Entre palavras e ideias
📩 O texto publicado hoje não parece muito meu jeitinho. Ou talvez seja, e eu só precise desbravá-lo melhor. É difícil me reconhecer nele, mas tenho pensado muito sobre o papel da escrita na minha vida — esse exercício de escrever no impulso, de transformar um acontecimento pessoal (ou não, porque nem sempre precisamos falar de nós mesmos) em algo que possa ressoar no outro. A escrita também pode ser uma forma delicada de revolução. E precisamos praticá-la também como disse a Gabi sobre a escrita baseada nas sensações - que nem sempre são de sentimentos bonitos, mas também de raiva.
📩 Esse texto da Marina sobre medo do fracasso, me lembrou um pouco o medo de dar certo que tanto fala a Natália Souza, do podcast Para dar nome às coisas. Comentei lá no post dela e, logo depois, me peguei refletindo: como conseguimos ser tão generosos com as palavras quando se trata do outro, mas não conseguimos ser assim com nós mesmos?
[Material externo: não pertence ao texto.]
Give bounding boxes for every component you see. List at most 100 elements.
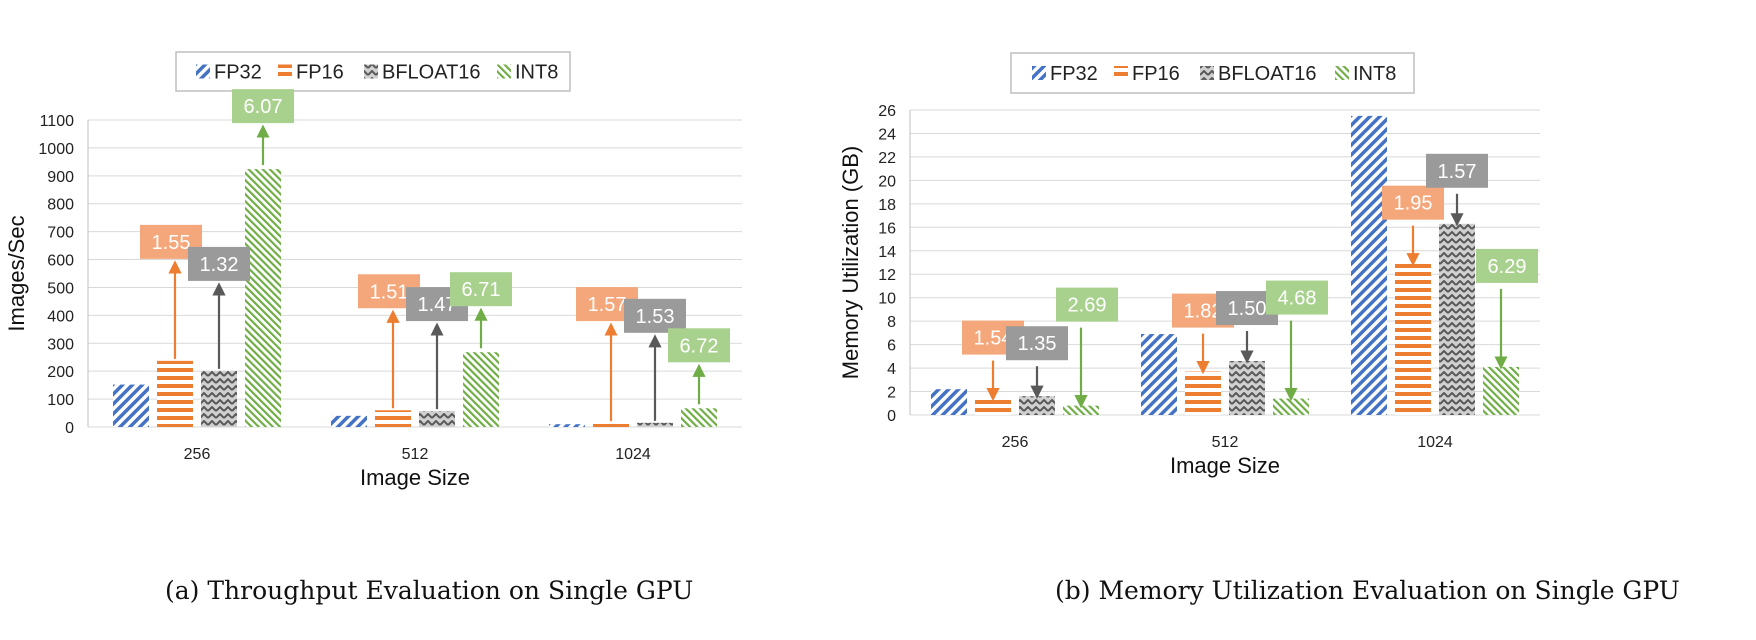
legend-swatch-fp16 bbox=[278, 64, 292, 79]
memory-caption: (b) Memory Utilization Evaluation on Sin… bbox=[1055, 576, 1680, 605]
legend-label-bfloat16: BFLOAT16 bbox=[382, 62, 481, 84]
x-tick-label: 256 bbox=[1002, 434, 1029, 451]
ratio-label-box-bfloat16-256 bbox=[188, 246, 250, 281]
ratio-label-fp16-1024: 1.57 bbox=[588, 294, 627, 316]
ratio-label-int8-512: 6.71 bbox=[462, 279, 501, 301]
bar-fp32-512 bbox=[1141, 334, 1177, 415]
ratio-label-box-int8-1024 bbox=[1476, 248, 1538, 283]
bar-int8-512 bbox=[1273, 398, 1309, 415]
ratio-label-int8-256: 2.69 bbox=[1068, 295, 1107, 317]
y-axis-title: Images/Sec bbox=[4, 215, 29, 331]
y-tick-label: 1100 bbox=[40, 113, 75, 130]
y-tick-label: 4 bbox=[887, 361, 896, 378]
legend: FP32 FP16 BFLOAT16 INT8 bbox=[175, 51, 571, 92]
y-tick-label: 100 bbox=[47, 392, 74, 409]
legend-label-int8: INT8 bbox=[1353, 63, 1396, 85]
y-tick-label: 18 bbox=[878, 197, 896, 214]
bar-fp16-256 bbox=[157, 360, 193, 427]
y-tick-label: 400 bbox=[47, 308, 74, 325]
y-tick-label: 12 bbox=[878, 267, 896, 284]
legend-swatch-int8 bbox=[497, 64, 511, 79]
bar-int8-512 bbox=[463, 352, 499, 427]
x-tick-label: 512 bbox=[402, 446, 429, 463]
ratio-label-bfloat16-256: 1.35 bbox=[1018, 333, 1057, 355]
legend-swatch-int8 bbox=[1335, 66, 1349, 80]
y-tick-label: 0 bbox=[65, 420, 74, 437]
ratio-label-box-int8-512 bbox=[1266, 280, 1328, 315]
bar-fp32-256 bbox=[931, 389, 967, 415]
y-tick-label: 10 bbox=[878, 291, 896, 308]
y-tick-label: 200 bbox=[47, 364, 74, 381]
legend-label-fp16: FP16 bbox=[1132, 63, 1180, 85]
x-tick-label: 256 bbox=[184, 446, 211, 463]
legend-label-bfloat16: BFLOAT16 bbox=[1218, 63, 1317, 85]
ratio-label-box-bfloat16-1024 bbox=[1426, 153, 1488, 188]
bar-bfloat16-512 bbox=[1229, 361, 1265, 415]
ratio-label-bfloat16-512: 1.50 bbox=[1228, 298, 1267, 320]
legend-swatch-bfloat16 bbox=[364, 64, 378, 79]
legend-swatch-fp32 bbox=[196, 64, 210, 79]
bar-fp32-1024 bbox=[1351, 115, 1387, 415]
throughput-caption: (a) Throughput Evaluation on Single GPU bbox=[165, 576, 694, 605]
y-tick-label: 20 bbox=[878, 173, 896, 190]
ratio-label-bfloat16-1024: 1.57 bbox=[1438, 161, 1477, 183]
bar-fp16-1024 bbox=[593, 423, 629, 427]
x-tick-label: 1024 bbox=[615, 446, 651, 463]
bar-fp16-256 bbox=[975, 398, 1011, 415]
legend-label-fp32: FP32 bbox=[214, 62, 262, 84]
y-tick-label: 24 bbox=[878, 126, 896, 143]
y-tick-label: 2 bbox=[887, 385, 896, 402]
y-tick-label: 300 bbox=[47, 336, 74, 353]
legend: FP32 FP16 BFLOAT16 INT8 bbox=[1010, 52, 1415, 94]
bar-fp16-1024 bbox=[1395, 263, 1431, 415]
legend-label-fp16: FP16 bbox=[296, 62, 344, 84]
ratio-label-fp16-256: 1.55 bbox=[152, 232, 191, 254]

📩 A Andrea compartilhou uma reflexão interessante sobre a escuta e indicou o livro “A arte da escrita”, da Julia Cameron. Droga, era só para eu colocar na minha lista, mas acabei comprando para aproveitar o preço irresistível na Amazon.
Até semana que vem!
Com afeto e coragem,
Gabi Miranda
dá raiva, ter que explicar algo que parece ser tão óbvio. esse, sem dúvida, é um texto sensação. parabéns amiga! mas, sinceramente? desejo que as mães precisem ser cada dia menos guerreiras.
Gabi, eu só lembro de Içami Tiba que dizia não existir ex-pai porque filho é para sempre. Ele dizia isso porque fazia questão de mostrar o quanto muitas vezes os homens transformam seus filhos em ex-filhos quando se separavam. Conheço um pai que abandonou completamente o filho após a separação. E nesse caso, foi bem difícil de entender. A criança ficou traumatizada e a mãe vive uma vida muito difícil porque precisa muito da ajuda do ex-marido e ele, apesar de já ser bem maduro, se comporta como um adolescente irresponsável. Então imagino o quão duro deve ser viver um cenário como esse.